Mad Max: Fury Road (2015)

4/4 stars

The Mad Max series continues to improve with each passing entry. The first film was little more than a bit of roughneck ozploitation and lacked the sense of good fun that characterized the sequels. As the films have come along director George Miller hones his skill framing sustained sequences of nonstop action and in Fury Road he has brought his craft to perfection.

Mad Max: Fury Road is essentially a two hour chase picture; simply plotted and finely choreographed. Nonstop action can be quite dull in a lot of movies, but this movie has such brilliantly tuned pacing that my investment in its story never became fatigued. It takes a fine hand to make movies like this so good and this is one of the best of its kind; proudly standing among Terminator 2 or Aliens as one of the greatest action movies ever made.

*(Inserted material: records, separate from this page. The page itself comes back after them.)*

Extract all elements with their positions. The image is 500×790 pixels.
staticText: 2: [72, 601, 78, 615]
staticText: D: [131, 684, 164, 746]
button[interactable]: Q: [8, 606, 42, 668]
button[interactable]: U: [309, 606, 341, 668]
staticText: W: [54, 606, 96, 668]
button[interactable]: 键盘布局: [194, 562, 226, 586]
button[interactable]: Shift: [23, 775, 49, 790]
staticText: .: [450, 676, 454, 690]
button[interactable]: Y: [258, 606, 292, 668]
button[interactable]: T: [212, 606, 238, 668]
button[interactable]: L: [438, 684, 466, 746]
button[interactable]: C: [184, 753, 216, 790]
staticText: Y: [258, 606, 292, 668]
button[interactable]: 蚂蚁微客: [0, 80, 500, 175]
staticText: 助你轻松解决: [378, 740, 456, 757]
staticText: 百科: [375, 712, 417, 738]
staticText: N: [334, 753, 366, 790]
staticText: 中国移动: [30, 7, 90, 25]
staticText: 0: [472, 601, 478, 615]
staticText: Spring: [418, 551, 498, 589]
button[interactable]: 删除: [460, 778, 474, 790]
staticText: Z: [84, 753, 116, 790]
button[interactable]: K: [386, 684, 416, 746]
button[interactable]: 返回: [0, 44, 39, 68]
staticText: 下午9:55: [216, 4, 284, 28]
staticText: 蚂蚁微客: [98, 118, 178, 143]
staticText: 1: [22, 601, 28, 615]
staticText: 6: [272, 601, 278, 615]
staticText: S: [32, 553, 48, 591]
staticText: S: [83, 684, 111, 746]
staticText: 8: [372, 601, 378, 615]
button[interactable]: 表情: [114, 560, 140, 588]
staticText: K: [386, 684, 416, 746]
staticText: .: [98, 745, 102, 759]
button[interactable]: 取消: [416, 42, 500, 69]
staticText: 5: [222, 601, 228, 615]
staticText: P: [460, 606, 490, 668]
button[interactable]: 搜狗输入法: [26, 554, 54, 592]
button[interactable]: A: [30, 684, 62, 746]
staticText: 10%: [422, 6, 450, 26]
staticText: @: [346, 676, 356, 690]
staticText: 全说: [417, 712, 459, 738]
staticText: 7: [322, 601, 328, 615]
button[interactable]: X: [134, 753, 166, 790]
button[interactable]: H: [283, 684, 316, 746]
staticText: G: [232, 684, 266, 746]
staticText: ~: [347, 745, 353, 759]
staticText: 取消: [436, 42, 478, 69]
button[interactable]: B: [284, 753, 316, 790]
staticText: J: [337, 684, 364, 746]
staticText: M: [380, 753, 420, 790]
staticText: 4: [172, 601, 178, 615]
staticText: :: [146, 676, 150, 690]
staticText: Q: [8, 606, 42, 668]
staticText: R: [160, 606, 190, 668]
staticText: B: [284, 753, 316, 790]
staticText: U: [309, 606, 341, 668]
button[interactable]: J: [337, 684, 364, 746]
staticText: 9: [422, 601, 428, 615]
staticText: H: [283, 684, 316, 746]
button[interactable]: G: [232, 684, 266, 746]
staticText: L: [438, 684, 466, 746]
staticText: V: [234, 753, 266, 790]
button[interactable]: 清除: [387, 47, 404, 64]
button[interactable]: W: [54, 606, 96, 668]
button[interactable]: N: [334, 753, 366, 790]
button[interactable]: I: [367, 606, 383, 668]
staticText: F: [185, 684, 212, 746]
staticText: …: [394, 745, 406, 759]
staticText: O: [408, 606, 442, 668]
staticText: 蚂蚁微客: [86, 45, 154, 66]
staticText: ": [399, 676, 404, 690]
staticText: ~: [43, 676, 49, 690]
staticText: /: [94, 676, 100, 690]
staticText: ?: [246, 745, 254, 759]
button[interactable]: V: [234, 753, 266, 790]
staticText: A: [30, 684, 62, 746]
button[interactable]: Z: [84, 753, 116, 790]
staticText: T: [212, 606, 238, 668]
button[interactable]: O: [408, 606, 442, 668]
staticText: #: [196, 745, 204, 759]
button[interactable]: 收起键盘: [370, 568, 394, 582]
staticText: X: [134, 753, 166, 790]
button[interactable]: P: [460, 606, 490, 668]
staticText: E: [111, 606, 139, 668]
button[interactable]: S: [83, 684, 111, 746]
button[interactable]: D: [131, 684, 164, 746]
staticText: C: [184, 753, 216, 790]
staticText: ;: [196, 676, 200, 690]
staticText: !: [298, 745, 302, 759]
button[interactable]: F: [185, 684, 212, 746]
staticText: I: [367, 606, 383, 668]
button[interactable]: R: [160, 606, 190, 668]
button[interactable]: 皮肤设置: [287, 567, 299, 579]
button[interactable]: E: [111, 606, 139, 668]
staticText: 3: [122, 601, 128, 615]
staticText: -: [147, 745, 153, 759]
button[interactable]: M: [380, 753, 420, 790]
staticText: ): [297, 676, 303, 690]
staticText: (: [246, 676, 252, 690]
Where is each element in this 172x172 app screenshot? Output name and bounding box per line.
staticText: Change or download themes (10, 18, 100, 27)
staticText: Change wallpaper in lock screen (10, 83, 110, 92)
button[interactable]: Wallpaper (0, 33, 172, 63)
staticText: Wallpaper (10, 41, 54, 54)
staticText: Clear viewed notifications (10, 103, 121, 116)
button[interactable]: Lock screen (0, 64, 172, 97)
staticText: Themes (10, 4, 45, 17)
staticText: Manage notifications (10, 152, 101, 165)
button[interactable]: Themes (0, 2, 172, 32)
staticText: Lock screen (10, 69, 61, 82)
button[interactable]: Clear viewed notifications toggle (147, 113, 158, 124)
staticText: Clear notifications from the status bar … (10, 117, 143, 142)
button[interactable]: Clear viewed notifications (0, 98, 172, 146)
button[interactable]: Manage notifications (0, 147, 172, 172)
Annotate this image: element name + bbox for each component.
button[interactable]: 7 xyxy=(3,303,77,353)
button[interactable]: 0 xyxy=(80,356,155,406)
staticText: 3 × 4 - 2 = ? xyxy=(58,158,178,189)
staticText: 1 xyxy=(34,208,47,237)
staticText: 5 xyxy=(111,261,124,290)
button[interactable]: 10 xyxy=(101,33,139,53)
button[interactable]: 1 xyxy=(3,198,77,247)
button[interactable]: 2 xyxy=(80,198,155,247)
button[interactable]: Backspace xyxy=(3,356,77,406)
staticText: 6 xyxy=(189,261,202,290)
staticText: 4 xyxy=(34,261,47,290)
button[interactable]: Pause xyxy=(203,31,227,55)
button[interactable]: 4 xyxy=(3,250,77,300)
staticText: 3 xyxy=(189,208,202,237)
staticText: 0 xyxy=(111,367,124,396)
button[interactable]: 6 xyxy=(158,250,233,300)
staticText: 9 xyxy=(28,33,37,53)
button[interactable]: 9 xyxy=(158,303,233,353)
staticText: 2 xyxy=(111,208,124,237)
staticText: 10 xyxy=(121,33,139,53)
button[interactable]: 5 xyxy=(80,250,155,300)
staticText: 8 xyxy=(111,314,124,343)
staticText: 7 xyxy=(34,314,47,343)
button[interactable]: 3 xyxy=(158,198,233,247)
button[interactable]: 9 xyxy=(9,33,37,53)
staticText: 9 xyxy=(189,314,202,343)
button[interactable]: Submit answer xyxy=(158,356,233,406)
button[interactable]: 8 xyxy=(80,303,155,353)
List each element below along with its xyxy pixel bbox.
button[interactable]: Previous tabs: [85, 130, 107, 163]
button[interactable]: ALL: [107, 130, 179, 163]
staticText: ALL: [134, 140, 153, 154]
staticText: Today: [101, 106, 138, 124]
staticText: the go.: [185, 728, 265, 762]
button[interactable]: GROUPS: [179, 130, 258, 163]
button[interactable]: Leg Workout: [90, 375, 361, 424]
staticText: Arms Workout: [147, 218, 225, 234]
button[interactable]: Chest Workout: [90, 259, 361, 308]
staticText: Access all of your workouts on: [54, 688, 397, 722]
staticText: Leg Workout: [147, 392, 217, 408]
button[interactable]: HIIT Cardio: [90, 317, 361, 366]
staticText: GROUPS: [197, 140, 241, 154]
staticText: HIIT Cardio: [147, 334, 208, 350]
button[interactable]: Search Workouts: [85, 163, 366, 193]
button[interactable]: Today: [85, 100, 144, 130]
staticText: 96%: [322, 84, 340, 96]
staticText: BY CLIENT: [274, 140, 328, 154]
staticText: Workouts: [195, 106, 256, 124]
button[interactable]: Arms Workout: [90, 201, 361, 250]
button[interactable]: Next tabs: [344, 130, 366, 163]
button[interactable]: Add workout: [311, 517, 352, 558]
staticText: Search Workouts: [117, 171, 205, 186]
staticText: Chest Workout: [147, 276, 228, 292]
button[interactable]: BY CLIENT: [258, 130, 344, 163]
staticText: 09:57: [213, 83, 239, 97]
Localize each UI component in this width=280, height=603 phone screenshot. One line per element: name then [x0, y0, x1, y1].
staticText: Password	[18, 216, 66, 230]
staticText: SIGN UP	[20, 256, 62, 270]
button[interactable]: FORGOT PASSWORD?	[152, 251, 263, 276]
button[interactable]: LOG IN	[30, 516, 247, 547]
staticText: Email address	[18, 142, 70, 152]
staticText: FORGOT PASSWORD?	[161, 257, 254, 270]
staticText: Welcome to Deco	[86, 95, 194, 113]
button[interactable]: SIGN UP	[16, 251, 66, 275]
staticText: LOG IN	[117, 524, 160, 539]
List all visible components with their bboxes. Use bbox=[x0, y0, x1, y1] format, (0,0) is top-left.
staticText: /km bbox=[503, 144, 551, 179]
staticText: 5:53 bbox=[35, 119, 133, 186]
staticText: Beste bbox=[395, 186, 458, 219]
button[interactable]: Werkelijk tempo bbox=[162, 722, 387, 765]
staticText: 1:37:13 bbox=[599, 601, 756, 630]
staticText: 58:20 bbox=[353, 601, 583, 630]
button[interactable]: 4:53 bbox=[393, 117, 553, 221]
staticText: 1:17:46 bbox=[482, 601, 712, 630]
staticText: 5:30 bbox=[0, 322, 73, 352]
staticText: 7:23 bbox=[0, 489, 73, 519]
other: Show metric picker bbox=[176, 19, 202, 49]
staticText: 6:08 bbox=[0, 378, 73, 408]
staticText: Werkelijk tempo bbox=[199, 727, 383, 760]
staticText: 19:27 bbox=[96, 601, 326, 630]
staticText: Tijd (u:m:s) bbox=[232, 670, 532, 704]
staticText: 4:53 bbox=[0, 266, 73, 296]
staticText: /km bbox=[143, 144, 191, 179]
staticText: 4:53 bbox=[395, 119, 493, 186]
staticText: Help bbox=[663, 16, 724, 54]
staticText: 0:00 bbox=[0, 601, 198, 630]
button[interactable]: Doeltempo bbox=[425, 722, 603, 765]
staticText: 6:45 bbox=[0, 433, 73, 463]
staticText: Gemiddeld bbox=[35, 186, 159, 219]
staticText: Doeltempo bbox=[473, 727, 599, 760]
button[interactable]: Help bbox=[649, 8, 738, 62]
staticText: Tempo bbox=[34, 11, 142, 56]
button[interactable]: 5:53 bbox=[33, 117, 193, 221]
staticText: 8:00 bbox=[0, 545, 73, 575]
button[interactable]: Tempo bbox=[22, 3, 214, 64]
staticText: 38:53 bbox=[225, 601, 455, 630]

The movie sees Mad Max (played by Tom Hardy replacing Mel Gibson) run afoul of a gang of bandits who take him prisoner to their Citadel, a massive canyon fortress ruled by an asthmatic albino warlord named Immortan Joe (Hugh Keays-Byrne). The ruler keeps his minions in religious awe of him and he controls access to a large reservoir of water by which he holds his subjects under his thumb. When his favored Imperator Furiosa (Charlize Theron) defects and smuggles his harem of “breeders” out of the citadel Max is dragged along as Immortan goes after her to get them back. While on the chase Max is handcuffed to one of Immortan’s feral soldiers named Nux (Nicholas Hoult). In the ensuing battle Max escapes his captors along with Nux as an unwanted addition. He makes contact with the fleeing Furiosa and their relationship opens with mistrust and mismatched priorities, but then develops into a friendship and an enjoined quest to bring Immortan’s escaping harem to a place of safety. The girls (Rosie Huntington-Whiteley, Zoe Kravitz, Riley Keough, Abbey Lee, and Courtney Eaton) are a sensual lot of macguffins whose combination of little personality and minimal attire makes them offset whatever feminist and anti-slavery themes the movie is trying to convey. There is something puerile about fantasies of “grateful” rescued women in distress that appeals to the audience, and I feel attempting to find social commentary in how these women are presented here would be dishonest. The girls are eye-candy and little else; and the “people are not property” message is best found elsewhere. If this be a serious flaw, it is a flaw that is participated in by its actresses and its being a testosterone-fueled action romp. And perhaps it can be forgiven. Fury Road makes up for it with a tight camaraderie between its three central heroes and a highly entertaining narrative that marries road pictures (an under-acknowledged genre) with riveting special effects and action. The film is more escapist than philosophical and works perfectly on that level.

The car chase which makes up the majority of the film’s runtime is a spectacle of blood, dust, chrome, booming voices, and good old-fashioned grit. Barely a scene goes by without burning rubber and blowing sand. It’s an aggressive escapade of rust, gasoline, battered metal, and roaring engines. The film is high on bravado and violent energy. It’s post-nuke desert landscape creates a visually arresting palette of reds and yellows while its kinetic pace never stoops to repetition. The use of color in Fury Road is essential to its aesthetic and I can only look at the black-and-white version that was released as a meritless gimmick that fails to understand the proper uses of black-and-white and what it is for. This movie along with Logan (another great picture bastardized with a black-and white version) was made with color in mind and is best seen that way.

Tom Hardy, in a role requiring minimal dialogue, fills Max’s shoes well enough; but he doesn’t quite have the charismatic appeal of Gibson and Miller made the right choice in making Furiosa the film’s main perspective throughout the majority of it. Hardy is left to do the physical gruntwork of the Max character without talking too much to make the recast uncomfortably stand out.
While I would have been happy to see Mel Gibson take on the role again as an older Max, Fury Road still remains, to my mind, the best of the Mad Max series. Miller tried with the first one and succeeded with the next two. With this one, he perfected.